Kill the cow of your ego as quickly as you can, so that your inner spirit can come to life and attain true awareness.
— Rumi

My goal, every time I step on the mat, is to always find space and length in my body.  No matter what position or for how long, I work to find the space to breathe. If we have enough room to breathe deeply, in and out through the nose, we will have more room to focus on our alignment, engage our muscles and keep our mind on that mat. And with that, a clearer, calmer sense of self.

To do this, I incorporate props. If fact, the more advanced my practice becomes, the more I use props. Props extend my arms and my legs when one or the other doesn’t reach the ground. They allow me the liberty of fully engaging my muscles, the ability to analyze my alignment and to worry less about pulling my hamstrings or affecting my ever-finicky lower back. Props do not make a pose easier but they do make the poses more assessable for where our bodies are. 

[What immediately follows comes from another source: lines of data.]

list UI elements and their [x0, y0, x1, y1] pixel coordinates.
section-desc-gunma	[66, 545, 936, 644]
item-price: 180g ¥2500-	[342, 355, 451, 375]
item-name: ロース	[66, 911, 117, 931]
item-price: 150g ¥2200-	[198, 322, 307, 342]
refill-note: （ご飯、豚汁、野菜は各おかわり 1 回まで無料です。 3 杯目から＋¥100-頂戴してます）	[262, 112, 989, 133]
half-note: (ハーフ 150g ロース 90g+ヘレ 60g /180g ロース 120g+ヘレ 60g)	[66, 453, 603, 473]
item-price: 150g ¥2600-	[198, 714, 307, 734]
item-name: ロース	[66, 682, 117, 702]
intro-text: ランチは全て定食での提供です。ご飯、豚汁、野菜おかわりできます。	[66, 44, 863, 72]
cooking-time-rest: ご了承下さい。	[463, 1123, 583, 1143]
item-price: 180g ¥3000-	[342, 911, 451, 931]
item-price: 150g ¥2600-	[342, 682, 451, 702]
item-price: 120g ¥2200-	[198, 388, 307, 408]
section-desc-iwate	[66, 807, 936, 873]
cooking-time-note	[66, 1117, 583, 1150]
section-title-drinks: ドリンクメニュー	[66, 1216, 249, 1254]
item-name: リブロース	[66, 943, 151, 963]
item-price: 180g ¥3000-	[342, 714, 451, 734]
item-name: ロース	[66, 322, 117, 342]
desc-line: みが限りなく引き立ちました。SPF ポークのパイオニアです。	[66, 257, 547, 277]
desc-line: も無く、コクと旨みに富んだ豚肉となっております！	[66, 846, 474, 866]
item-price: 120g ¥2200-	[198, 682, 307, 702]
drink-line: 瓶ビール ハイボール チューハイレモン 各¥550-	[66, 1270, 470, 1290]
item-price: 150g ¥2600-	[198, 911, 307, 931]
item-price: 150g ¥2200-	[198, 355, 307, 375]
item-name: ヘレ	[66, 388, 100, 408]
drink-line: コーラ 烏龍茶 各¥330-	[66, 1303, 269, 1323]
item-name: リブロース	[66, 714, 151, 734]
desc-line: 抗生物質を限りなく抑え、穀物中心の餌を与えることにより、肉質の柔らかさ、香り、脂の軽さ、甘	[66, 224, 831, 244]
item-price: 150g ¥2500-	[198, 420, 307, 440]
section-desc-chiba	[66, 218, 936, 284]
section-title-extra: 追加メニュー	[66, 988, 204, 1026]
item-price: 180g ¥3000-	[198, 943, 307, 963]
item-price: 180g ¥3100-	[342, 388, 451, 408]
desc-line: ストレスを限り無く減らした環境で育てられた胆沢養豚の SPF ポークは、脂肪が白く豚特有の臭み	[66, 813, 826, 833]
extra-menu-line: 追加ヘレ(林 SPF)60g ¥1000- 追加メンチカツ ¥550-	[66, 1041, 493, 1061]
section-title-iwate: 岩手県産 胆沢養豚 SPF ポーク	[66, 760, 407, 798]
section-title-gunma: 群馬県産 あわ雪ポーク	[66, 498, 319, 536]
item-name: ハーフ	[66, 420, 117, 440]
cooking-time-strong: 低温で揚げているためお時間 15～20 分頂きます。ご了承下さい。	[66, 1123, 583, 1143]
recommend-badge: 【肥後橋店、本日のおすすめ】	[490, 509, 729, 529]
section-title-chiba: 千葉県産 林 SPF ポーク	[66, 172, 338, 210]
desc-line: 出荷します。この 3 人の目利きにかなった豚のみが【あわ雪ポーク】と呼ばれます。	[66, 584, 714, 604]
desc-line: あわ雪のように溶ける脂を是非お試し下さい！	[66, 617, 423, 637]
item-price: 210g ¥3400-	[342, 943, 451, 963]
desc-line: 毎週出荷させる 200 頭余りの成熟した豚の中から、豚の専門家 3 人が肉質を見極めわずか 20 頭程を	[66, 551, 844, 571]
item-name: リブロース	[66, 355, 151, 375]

The battle in the push for props?

Our ego of course.

Regardless of how our we tread with our physical practice, we always have the “classical” version of the pose in our minds. What we should be able to do as opposed to meeting our bodies where they are at any given day. What we tend to forget is that those classical poses were developed for men, young ones at that, who lived much more physical lives than we do today.

How can we let go of that classical ideal and accept the pose for our very individual bodies?

Pro Tips for Props

Instead of 'support' think of props as a helpful extension of your arms and legs. 

1. When available, always take two blocks. If the class is packed, try to at have at least one.

2. Before class starts have your blocks at the front of you mat unless otherwise directed by your instructor. This gives us easy access when we will most likely need them the most.

3. Keep a blanket folded neatly at the side of your mat. You’ll most likely need it for sitting, kneeling or svasana. It also allows for a quick grab during anjanayasana and pigeon pose.

4. Keep a strap or belt handy for those balancing postures where you may need your arms to be a bit longer than they are.

Trikonasana – Triangle Pose

Trikonasana stretches and strengthens the thighs, knees and ankles. It stretches our hips, groins, hamstrings, calves, shoulders, spine and chest.

To say the least, getting the hand to the ground is not the top priority.

 

Go up on a block, or two bringing the ground closer to you. From there, energize the legs lifting kneecaps and the quadriceps.  Move the front hip towards your back heel and lengthen your torso towards the front of your mat. Feel the inner thighs move towards one another, activating the hips and preventing us from collapsing into our joints.

And NO – do not try to “fit your body in between two panes of glass.”

I tend to shy away from the hand on the shin which can lead to hyper extending the knee. With a hand on the block, we’re allowed the space to engage and activate the legs and open the chest, moving into a full version of what this pose is to us.